Based on the area we were in, I assumed that the kill belonged to a slightly nervous female leopard. She doesn’t like being tracked on foot, so I assumed that either she had seen us as we jumped off the Land Rover and moved away, or she was off fetching her two cubs. And, having been on both sides of the kill and not having seen a leopard, I think I can be forgiven for thinking that there was no leopard nearby.
Mistake number two came when, on the way back to the vehicle, I took a step towards the impala carcass to see if it had been eaten on, or just disemboweled. No sooner had I taken that one step when time suddenly froze. As soon as the low, guttural growl started coming from the grass on the other side of the kill, I knew that the fan was about to get dirty. I turned to Petros and said “we have to get out of here,” but it was too late.
I wish I could put a time stamp on the events that unfolded in that blinkingly short period of my life. It felt like forever, but probably lasted no more than 5 seconds – 5 seconds that I will never forget as long as I live! The blur of spots that came hurtling towards me at a frighteningly fast pace will be etched in my mind forever. When we do our training to become a trail guide, we practice shooting the image of a lion being pulled by a human on a set of wheels and have to shoot the target in a “simulated charge exercise”. I can confidently tell you now that, as good an exercise as that is, it happens just a tad quicker in real life. If I had had had my rifle with me, it would still have been on its way up to my shoulder by the time that leopard got to within killing distance of me.
All I can remember thinking as the big cat came bearing down on me was how much this was going to hurt as I half turned my body, bracing for the impact. Every muscle in my body was telling me to run, but a little voice in my head, perhaps inspired by Peter Allison himself, said “whatever you do, don’t run!”, and so my feet remained firmly planted in the sand for a split second longer.
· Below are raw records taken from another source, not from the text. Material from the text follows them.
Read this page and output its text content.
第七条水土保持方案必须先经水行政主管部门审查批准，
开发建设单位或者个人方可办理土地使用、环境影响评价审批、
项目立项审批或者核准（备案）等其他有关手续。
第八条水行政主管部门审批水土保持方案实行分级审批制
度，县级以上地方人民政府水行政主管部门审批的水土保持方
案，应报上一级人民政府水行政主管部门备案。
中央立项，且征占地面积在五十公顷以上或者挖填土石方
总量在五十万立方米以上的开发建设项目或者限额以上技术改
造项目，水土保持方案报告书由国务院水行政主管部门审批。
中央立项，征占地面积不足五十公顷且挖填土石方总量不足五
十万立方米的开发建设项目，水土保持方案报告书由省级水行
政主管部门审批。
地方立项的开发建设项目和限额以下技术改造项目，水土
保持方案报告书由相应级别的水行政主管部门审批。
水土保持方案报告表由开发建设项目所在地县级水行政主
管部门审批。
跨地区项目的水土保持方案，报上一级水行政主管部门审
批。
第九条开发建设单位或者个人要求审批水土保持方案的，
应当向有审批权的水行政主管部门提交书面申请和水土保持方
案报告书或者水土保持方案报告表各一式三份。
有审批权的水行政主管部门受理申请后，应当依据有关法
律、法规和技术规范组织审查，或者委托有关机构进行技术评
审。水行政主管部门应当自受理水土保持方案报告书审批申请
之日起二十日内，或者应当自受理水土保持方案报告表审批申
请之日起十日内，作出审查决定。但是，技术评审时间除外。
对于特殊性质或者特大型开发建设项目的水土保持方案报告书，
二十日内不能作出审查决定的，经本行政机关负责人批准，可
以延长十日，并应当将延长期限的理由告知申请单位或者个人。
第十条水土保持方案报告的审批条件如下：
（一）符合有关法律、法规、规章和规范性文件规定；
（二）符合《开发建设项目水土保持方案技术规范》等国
And this is where my recollection of what happened became a bit of blur. All I can remember is looking at one rather irate leopard standing waving her claws at me from, without exaggerating at all here, about one metre away. What I shouted, how I shouted it, how I clapped my hands and what I did with my feet I can’t confirm. All I do know is that I screamed at this leopard as loudly as I could, and clapped my hands harder than I ever had; adrenalin clearly kicking in instantly!
Doing my best not to run, but at the same time trying to bounce away from the flailing claws of this feline, all the while clapping and screaming, I must have looked like I was doing a rather strange version of the flamenco. At that very point in my life, I actually didn’t give a hoot…even though I was doing this “leopard dance” in full view of my guests! Talk about a welcome to Africa; to go from watching dung beetles merrily roll away dung balls one minute, to watching your guide almost get attacked by a leopard the next.
As much as I can sit and mock my own dancing, it did the trick. At some point between the screams and claps, the leopard decided that she didn’t want to be part of this dance anymore and turned and ran off into the bushes. Petros and I then walked the short distance back to the car and burst out into a rather nervous laughter at the ordeal we had just been through. But, either being too stubborn, or too professional, we both said we were fine and drove to relocate the leopard which strangely, didn’t run away as we approached in the vehicle. This immediately allowed me to realize the error of my ways: the leopard was not the nervous one I expected, but rather the granny of the north, dear old Mbali!
I had to radio someone to tell them about this, and my workmate’s first comment to me was, “Were you shouting?” to which I answered in the affirmative, only to have him reply, “Oh, I told my guests that sound was baboons shouting at a leopard”. Seeing as he was parked some distance away, that made me rather proud of my performance, but I couldn’t help but wonder what he would have said if only he had seen my amazing dancing skills as well!